London: A British teacher held hostage by Islamist militants in Libya for over four months has been reunited with his family in the UK after being released.
David Richard Bolam, who worked as the principal at the International School Benghazi in northern Libya, was abducted in May this year, while out on a shopping trip.
The 53-year-old from Craven Arms in Shropshire, was reunited with his family on Thursday night, the UK foreign office here said.
Ged O'Connor Challis, who worked with Bolam at the International School until he left with his wife in December 2013, said Bolam was "single-minded and stubborn" and that he had decided to stay in the country despite growing violence.

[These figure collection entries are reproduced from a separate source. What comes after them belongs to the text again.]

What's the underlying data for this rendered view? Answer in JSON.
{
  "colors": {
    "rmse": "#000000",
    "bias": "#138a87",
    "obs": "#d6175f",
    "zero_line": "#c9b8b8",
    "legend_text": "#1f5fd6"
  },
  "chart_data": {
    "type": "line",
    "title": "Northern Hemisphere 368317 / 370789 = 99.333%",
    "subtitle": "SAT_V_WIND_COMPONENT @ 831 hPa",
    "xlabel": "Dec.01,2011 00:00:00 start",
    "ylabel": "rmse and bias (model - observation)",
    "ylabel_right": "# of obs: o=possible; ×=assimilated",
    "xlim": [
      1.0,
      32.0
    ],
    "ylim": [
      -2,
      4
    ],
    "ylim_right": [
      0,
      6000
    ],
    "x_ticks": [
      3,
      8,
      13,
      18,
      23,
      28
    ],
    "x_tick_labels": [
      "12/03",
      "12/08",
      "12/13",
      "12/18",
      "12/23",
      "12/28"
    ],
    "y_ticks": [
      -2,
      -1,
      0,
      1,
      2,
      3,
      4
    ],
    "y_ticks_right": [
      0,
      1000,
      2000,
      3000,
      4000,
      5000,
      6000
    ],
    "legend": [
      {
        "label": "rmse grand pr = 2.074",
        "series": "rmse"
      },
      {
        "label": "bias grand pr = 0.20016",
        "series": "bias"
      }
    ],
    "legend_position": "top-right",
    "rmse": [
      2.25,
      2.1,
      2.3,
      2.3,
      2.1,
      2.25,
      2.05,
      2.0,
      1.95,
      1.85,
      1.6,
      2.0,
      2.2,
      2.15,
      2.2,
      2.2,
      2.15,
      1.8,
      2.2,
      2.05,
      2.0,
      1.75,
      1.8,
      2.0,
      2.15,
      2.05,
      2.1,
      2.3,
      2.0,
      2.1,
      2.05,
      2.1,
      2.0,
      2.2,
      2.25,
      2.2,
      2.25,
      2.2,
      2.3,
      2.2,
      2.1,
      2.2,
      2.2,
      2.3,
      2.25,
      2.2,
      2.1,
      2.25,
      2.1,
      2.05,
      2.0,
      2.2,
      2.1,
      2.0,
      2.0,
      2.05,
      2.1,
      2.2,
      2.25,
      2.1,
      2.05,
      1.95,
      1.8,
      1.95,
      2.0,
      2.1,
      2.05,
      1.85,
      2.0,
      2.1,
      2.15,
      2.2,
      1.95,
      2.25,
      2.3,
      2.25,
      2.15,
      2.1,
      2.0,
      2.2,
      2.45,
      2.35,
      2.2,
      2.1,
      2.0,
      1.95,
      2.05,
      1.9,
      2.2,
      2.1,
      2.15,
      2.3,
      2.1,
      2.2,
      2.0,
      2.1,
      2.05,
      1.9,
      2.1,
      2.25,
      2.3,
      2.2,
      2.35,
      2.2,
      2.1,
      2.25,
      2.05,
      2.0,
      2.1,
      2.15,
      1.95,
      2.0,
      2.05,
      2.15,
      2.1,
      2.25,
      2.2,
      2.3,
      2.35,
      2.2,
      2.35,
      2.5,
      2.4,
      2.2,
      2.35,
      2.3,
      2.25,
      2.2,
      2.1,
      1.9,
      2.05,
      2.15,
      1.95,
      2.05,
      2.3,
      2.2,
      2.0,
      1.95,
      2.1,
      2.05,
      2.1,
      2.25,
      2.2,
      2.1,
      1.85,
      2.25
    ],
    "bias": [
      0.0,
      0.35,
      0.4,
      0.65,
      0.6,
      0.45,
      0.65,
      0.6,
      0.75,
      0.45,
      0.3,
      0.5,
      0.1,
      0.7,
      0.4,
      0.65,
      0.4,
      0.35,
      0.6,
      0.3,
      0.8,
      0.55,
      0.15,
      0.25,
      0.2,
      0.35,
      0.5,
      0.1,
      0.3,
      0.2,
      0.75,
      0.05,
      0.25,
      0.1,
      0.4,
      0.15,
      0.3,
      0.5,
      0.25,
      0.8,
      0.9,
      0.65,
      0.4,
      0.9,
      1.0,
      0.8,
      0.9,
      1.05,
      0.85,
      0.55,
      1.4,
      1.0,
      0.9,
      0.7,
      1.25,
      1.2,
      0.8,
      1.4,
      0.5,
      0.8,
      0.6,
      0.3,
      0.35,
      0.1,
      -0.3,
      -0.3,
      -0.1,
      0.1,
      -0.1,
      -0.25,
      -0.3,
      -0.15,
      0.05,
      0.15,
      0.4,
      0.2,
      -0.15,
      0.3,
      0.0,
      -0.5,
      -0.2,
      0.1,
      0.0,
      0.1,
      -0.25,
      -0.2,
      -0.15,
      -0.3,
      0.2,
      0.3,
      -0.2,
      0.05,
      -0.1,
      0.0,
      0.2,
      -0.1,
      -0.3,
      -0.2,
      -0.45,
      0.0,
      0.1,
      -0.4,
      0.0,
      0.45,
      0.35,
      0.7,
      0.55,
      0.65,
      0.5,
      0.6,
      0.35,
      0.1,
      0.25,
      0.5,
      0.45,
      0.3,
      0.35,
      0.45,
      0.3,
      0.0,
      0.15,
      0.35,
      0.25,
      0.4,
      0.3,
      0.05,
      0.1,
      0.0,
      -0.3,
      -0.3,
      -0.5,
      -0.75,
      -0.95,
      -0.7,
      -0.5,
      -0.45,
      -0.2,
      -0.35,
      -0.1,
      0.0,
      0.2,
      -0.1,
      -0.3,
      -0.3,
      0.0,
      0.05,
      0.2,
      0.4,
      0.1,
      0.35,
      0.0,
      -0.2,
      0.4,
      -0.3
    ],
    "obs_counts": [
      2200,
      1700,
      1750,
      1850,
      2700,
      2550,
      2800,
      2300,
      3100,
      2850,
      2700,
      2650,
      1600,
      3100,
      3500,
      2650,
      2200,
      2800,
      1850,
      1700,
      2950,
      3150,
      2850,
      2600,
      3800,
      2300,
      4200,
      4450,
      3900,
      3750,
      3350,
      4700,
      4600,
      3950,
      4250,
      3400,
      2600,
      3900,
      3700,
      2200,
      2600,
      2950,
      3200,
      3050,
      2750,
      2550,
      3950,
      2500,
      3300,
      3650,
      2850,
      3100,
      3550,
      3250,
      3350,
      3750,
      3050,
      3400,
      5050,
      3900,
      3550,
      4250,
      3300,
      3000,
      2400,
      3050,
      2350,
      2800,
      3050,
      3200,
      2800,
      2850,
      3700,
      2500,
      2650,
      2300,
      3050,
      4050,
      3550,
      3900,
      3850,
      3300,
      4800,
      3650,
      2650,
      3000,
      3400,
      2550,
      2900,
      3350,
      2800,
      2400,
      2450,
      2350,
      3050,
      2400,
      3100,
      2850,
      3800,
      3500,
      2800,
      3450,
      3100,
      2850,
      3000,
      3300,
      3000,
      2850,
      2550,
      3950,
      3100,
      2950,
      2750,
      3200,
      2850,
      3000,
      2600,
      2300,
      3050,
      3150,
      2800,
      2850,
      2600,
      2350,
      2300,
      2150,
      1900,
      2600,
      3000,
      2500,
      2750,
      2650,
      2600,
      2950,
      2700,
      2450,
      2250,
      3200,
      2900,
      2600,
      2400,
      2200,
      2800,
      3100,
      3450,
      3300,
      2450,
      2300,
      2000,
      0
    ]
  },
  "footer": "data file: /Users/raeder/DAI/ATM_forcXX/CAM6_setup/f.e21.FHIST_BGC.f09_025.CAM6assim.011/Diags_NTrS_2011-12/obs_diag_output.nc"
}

A US teacher from the same school had been shot dead last December.
It is believed his release was secured by local political factions in Libya and that money changed hands through unofficial channels as the UK has a policy of not paying ransoms for British hostages, the Telegraph reported.
A video released in August showed Bolam making a heartfelt plea to Prime Minister David Cameron for securing his release.
In the video, Bolam begged Cameron to reunite him with his family and agree to a hostage swap to secure his release.
The situation in Libya started deteriorating in 2011 when its longtime leader Muammar Gaddafi was toppled in a violent uprising after over four decades of his uninterrupted rule.
Benghazi, Libya's second largest city, has since been the scene of many violent clashes between competing armed groups owing allegiance to rival militias and Islamist groups.
On September 11, 2012, Islamic militants were able to successfully attack the American consulate in Benghazi and to kill the American ambassador to Libya, Christopher Stevens.